English soccer’s top-tier Women’s Super League (WSL) competition will continue to be aired domestically in the upcoming 2024-25 campaign by its current media rights partners, the BBC and Sky, it has been reported.
The public-service BBC, and pay-TV heavyweight Sky, are close to striking one-year extensions to their present WSL coverage deals, which expire at the end of the ongoing 2023-24 campaign (having kicked off in 2021), the Daily Telegraph publication has reported.
The Telegraph has said that this move has come as a short-term solution in order to give the league’s organizers, and interested broadcasters, more time to arrange a longer-term set of deals from 2025-26 onwards.
The tender process for the next set of domestic WSL broadcast rights was launched in recent months, and as yet no agreements have been disclosed around live coverage of the 12-team league.
The current three-season WSL domestic rights cycle began in advance of the 2021-22 campaign, with Sky and the BBC striking deals that, combined, had a total value of just over $11 million per season, GlobalData (Sportcal) estimated.
Through those deals, Sky holds rights to cover up to 44 games each season, with the BBC able to show up to 22 live.
This season, both Sky and the BBC have secured record audiences for their WSL coverage, with the BBC breaking the barrier of a million peak viewers (across linear and digital platforms) for its coverage of Chelsea’s 5-1 win over Liverpool in November.
These viewing records come on top of attendance records for the league being set this year as well.
The WSL has already seen 717,721 fans attend a match so far this season, with the previous record of 689,297 having been set in 2022-23.

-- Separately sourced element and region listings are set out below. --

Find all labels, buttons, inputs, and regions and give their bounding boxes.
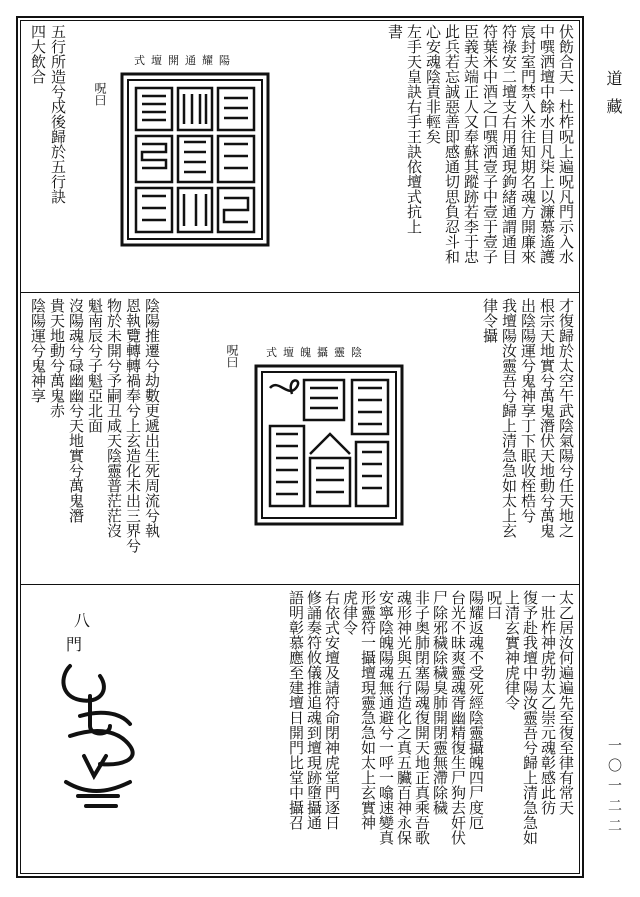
panel-3: [22, 586, 578, 874]
text-column: 中噀洒壇中餘水目凡柒上以濂慕遙護: [538, 24, 556, 264]
text-column: 一壯柞神虎勃太乙崇元魂彰感此彷: [539, 590, 557, 815]
panel-2: [22, 294, 578, 582]
page-number: 一〇一二二: [606, 738, 622, 838]
text-column: 非子奥肺閉塞陽魂復開天地正真乘吾歌: [413, 590, 431, 845]
text-column: 心安魂陰責非輕矣: [424, 24, 442, 144]
text-column: 形靈符一攝壇現靈急急如太上玄實神: [359, 590, 377, 830]
text-column: 尸除邪穢除穢臭肺開閉靈無滯除穢: [431, 590, 449, 815]
text-column: 書: [386, 24, 404, 39]
caption-eight: 八: [74, 611, 91, 630]
talisman-glyph: [50, 656, 150, 816]
text-column: 律令攝: [481, 298, 499, 343]
text-column: 根宗天地實兮萬鬼潛伏天地動兮萬鬼: [538, 298, 556, 538]
text-column: 物於未開兮予嗣丑咸天陰靈普茫茫沒: [105, 298, 123, 538]
text-column: 臣義夫端正人又奉蘇其蹤跡若李于忠: [462, 24, 480, 264]
text-column: 符葉米中酒之口噀洒壹子中壹于壹子: [481, 24, 499, 264]
text-column: 貴天地動兮萬鬼赤: [48, 298, 66, 418]
text-column: 陰陽運兮鬼神享: [29, 298, 47, 403]
text-column: 台光不昧爽靈魂胥幽精復生尸狗去奸伏: [449, 590, 467, 845]
text-column: 五行所造兮戍後歸於五行訣: [49, 24, 67, 204]
panel-1-right-text: [387, 24, 574, 288]
panel-3-right-text: [288, 590, 574, 870]
text-column: 太乙居汝何遍遍先至復至律有常天: [557, 590, 575, 815]
side-label: 道藏: [604, 70, 623, 126]
incantation-label: 呪曰: [93, 82, 107, 106]
text-column: 符祿安二壇支右用通現鉤緒通謂通目: [500, 24, 518, 264]
text-column: 才復歸於太空午武陰氣陽兮任天地之: [557, 298, 575, 538]
text-column: 沒陽魂兮碌幽幽兮天地實兮萬鬼潛: [67, 298, 85, 523]
text-column: 出陰陽運兮鬼神享丁下眠收桎梏兮: [519, 298, 537, 523]
text-column: 四大飲合: [29, 24, 47, 84]
text-column: 伏飭合天一杜柞呪上遍呪凡門示入水: [557, 24, 575, 264]
text-column: 虎律令: [341, 590, 359, 635]
text-column: 陰陽推遷兮劫數更遞出生死周流兮執: [143, 298, 161, 538]
text-column: 陽耀返魂不受死經陰靈攝魄四尸度厄: [467, 590, 485, 830]
panel-divider-2: [20, 584, 580, 585]
text-column: 恩執覽轉轉禍奉兮上玄造化未出三界兮: [124, 298, 142, 553]
text-column: 安寧陰魄陽魂無通避兮一呼一噏速變真: [377, 590, 395, 845]
text-column: 呪曰: [485, 590, 503, 620]
seal-diagram: [120, 72, 270, 247]
panel-1-left-text: [30, 24, 66, 288]
text-column: 宸封室門禁入米往知期名魂方開廉來: [519, 24, 537, 264]
panel-2-right-text: [482, 298, 574, 578]
text-column: 此兵若忘誠惡善即感通切思負忍斗和: [443, 24, 461, 264]
panel-2-left-text: [30, 298, 160, 578]
text-column: 左手天皇訣右手王訣依壇式抗上: [405, 24, 423, 234]
text-column: 魁南辰兮子魁亞北面: [86, 298, 104, 433]
text-column: 魂形神光與五行造化之真五臟百神永保: [395, 590, 413, 845]
incantation-label: 呪曰: [225, 344, 239, 368]
text-column: 語明彰慕應至建壇日開門比堂中攝召: [287, 590, 305, 830]
seal-diagram: [254, 364, 404, 526]
seal-title: 式壇開通耀陽: [134, 54, 236, 67]
text-column: 右依式安壇及請符命閉神虎堂門逐日: [323, 590, 341, 830]
text-column: 上清玄實神虎律令: [503, 590, 521, 710]
caption-door: 門: [66, 635, 83, 654]
seal-title: 式壇魄攝靈陰: [266, 346, 368, 359]
text-column: 復予赴我壇中陽汝靈吾兮歸上清急急如: [521, 590, 539, 845]
panel-divider-1: [20, 292, 580, 293]
text-column: 我壇陽汝靈吾兮歸上清急急如太上玄: [500, 298, 518, 538]
panel-1: [22, 22, 578, 290]
text-column: 修誦奏符攸儀推追魂到壇現跡墮攝通: [305, 590, 323, 830]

November also saw the 24 clubs across the WSL and the second-tier Women’s Championship come together to agree on the creation of a new, club-owned, structure to run those leagues from 2024-25.
NewCo (a working title at this stage), will take control of the two divisions, both of which have up until now been run by the Football Association (FA) body. Each club in the top two tiers will become a shareholder, and former NIKE executive and investment banker Nikki Doucet has become the firm’s first chief executive.
The FA has run the 12-team WSL since the league first launched 13 years ago, but unveiled in 2018 that it did not want to run the WSL as a long-term commitment and that it would welcome proposals as to the creation of an alternative governance structure.
It has now been reported that once NewCo is properly up and running, and in control of the top two leagues, a more long-term and lucrative domestic broadcast deal can be struck.
It is also understood that the timing of WSL fixtures could be altered in terms of which slots they take place in across the weekend, under a new deal, with games on Friday and Saturday evenings one possibility. The majority of WSL games currently take place on Sunday afternoons.
This week has already seen media reports that the WSL is close to finalizing a lucrative title sponsorship extension with global bank Barclays.
The Telegraph has said that Barclays will pay as much as £9 million ($11.4 million) per season over three campaigns to continue as the title sponsor of the WSL, as well as of the second-tier Championship, from the beginning of the 2025-26 season through the end of the 2027-28 campaign.
This would amount to as much as double the current yearly fee the league receives from Barclays for the same sponsorship rights.
Barclays has been the title sponsor of the WSL since the beginning of the 2019-20 season and the agreement was renewed for a second three-year term ahead of the 2022-23 campaign. That deal stretches to the end of 2024-25.